HaoLiu updated this object.
HaoLiu edited the test plan for this revision. (Show Details)
HaoLiu added a subscriber: Unknown Object (MLST).
HaoLiu updated this revision to Diff 23211.Apr 3 2015, 3:47 AM
delena edited edge metadata.Apr 3 2015, 2:41 PM

(1) Teach LoopVectorizer to identify interleave accesses in the Legality phase.
Ask LoopVectorizer (Legality->target) whether the specified indices are profitable, give data type and list of constant indices.
Different sequence may be profitable for different targets.

(2) Teach LoopVectorizer to transform interleave accesses to index.load/index.store with specific interleaved indices.
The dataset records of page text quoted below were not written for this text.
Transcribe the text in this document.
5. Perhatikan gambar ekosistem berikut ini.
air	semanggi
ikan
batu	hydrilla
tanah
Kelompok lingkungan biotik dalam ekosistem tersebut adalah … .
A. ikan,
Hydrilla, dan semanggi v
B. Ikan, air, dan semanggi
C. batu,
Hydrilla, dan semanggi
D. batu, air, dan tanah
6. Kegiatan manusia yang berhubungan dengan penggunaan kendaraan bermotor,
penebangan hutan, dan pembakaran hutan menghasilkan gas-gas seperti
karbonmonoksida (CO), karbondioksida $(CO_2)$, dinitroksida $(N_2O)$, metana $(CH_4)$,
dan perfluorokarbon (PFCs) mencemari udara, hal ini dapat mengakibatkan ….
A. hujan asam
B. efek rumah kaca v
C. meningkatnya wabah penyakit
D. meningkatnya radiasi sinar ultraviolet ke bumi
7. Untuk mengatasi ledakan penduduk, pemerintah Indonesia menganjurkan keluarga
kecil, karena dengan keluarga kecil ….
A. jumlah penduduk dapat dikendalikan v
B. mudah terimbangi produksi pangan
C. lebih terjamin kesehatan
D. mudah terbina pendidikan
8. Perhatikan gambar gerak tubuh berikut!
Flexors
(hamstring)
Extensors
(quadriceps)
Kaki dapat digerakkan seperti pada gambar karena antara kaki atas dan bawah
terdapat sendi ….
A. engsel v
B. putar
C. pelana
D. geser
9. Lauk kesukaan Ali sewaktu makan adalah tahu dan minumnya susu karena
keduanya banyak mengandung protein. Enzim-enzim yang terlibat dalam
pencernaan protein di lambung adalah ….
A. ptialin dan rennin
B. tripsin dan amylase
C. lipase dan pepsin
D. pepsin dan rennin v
index.load/store should just receive the indices. Not just interleave.

  • Elena

Hi Hao,

Thanks for working on this.

I share Ahmed’s questions and concerns.
Also, as a very high level comment, where is the part of the patch that update the documentation for those intrinsics?
Without that documentation, it is hard, at least at first glance, to review the whole patch.

Thanks,
-Quentin

Hi Ahmed,

The attached patch mainly achieves:

(1) Teach LoopVectorizer to identify interleave accesses in the Legality

phase.

(2) Teach LoopVectorizer to transform interleave accesses to

index.load/index.store with specific interleaved indices.

Very nice!

I'm curious, how does this relate (if at all) to loops like:

for (size_t i = 0; i < n; i+=2L) {
   sum += (a[i  ] + b[i  ]);
   sum += (a[i+1] + b[i+1]);
}

or even:

for (size_t i = 0; i < n; i+=2L) {
   sum += (a[i  ] + b[i  ]) * (a[i+1] + b[i+1]);
}

[Hao Liu]
A very nice case. Unfortunately, this patch cannot handle such case. To handle such case, need to schedule the load order as below:

for (size_t i = 0; i < n; i+=2L) {
   int a0 = a[i], a1 = a[i+1];
   int b0 = b[i], b1 = b[i+1];
   sum += (a0 + b0) * (a1 + b1);
}

The problem is that the identification logic is simple and cannot analyze mixed loads/stores with different base pointers/strides.
I.E. it can identify "A[i], A[i+1], B[i], B[i+1]" or "A[i+1], A[i], B[i+1], B[i]", but cannot identify "A[i], B[i], A[i+1], B[i+1]".
As to support such case needs more work, I'll add a TODO so that we can improve this in the future.

which we currently do a terrible job at (the loop reroller can't help for the
second one).

(3) Add a new simple pass in the AArch64 backend. The pass can match the

specific index.load/index.store intrinsics to the ldN/stN intrinsics, so that
AArch64 backend can generate ldN/stN instructions.

Why not do this in the SelectionDAG?

(4) Add two new intrinsics: index.load, index.store.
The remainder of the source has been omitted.